Sudan has around 50,000 sufferers from about 80 percent of all the world's cases, but experts say eradication would be a matter of a few years if health workers were given proper access.
In 1995, Carter negotiated a similar ceasefire which lasted several months, allowing health teams into affected areas. But fighting in Africa's largest country flared again afterwards.
"In my prayers to God, I appeal to the government and the SPLM/SPLA (rebel group) to show wisdom and generosity, and as a first step to eradicating Guinea worm, they should announce a nationwide and complete ceasefire," he said at the start of a four-day conference in Khartoum on wiping out the infestation.
Sudan's President Omar Hassan al-Bashir said his government backed the idea of a ceasefire to help health workers, and urged the international community to put pressure on the rebel movement to do the same.
Carter said he would be travelling to the rebel-held town of Rumbek in southern Sudan to meet Sudan People's Liberation Army (SPLA) leaders to discuss peace efforts and health issues.
Rebels have been fighting since 1983 for greater autonomy for the mostly Christian and animist south from successive governments in the Muslim north.
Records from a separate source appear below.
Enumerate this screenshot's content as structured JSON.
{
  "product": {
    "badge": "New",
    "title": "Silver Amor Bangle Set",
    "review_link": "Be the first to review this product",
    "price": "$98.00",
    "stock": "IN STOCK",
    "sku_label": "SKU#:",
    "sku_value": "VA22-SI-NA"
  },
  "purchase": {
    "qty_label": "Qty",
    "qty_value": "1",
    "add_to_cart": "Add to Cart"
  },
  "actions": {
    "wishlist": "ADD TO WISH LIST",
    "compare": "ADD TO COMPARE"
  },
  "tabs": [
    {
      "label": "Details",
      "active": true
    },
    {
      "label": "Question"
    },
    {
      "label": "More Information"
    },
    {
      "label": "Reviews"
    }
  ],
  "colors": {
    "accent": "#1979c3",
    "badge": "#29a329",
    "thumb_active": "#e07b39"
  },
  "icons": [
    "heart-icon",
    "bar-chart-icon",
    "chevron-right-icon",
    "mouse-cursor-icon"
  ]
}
Some two million people have died as a result of the conflict.
U.S. special envoy John Danforth recently secured a ceasefire deal in the Nuba Mountains of southern Sudan, but there have been reports of violations, and fighting continues elsewhere in the country. Carter now ######### the U.S.-based Carter Center, which leads a project to stamp out Guinea worm disease.
Sudan's national coordinator for Guinea worm eradication, Nabil Aziz, said that of the more than 49,000 cases reported in Sudan, 99 percent were in the south.
People catch the disease by drinking water infested with the larvae. The worm, which is about as thick as a spaghetti noodle, can grow to about three feet (over a metre) long inside the body. After a year, it emerges through an agonisingly painful blister in the skin.
Carter told Reuters last week that even if he could arrange a ceasefire throughout Sudan, it would take at least three years to stamp out every last case of the disease. All other countries hoped to wipe out the illness by 2004, he said.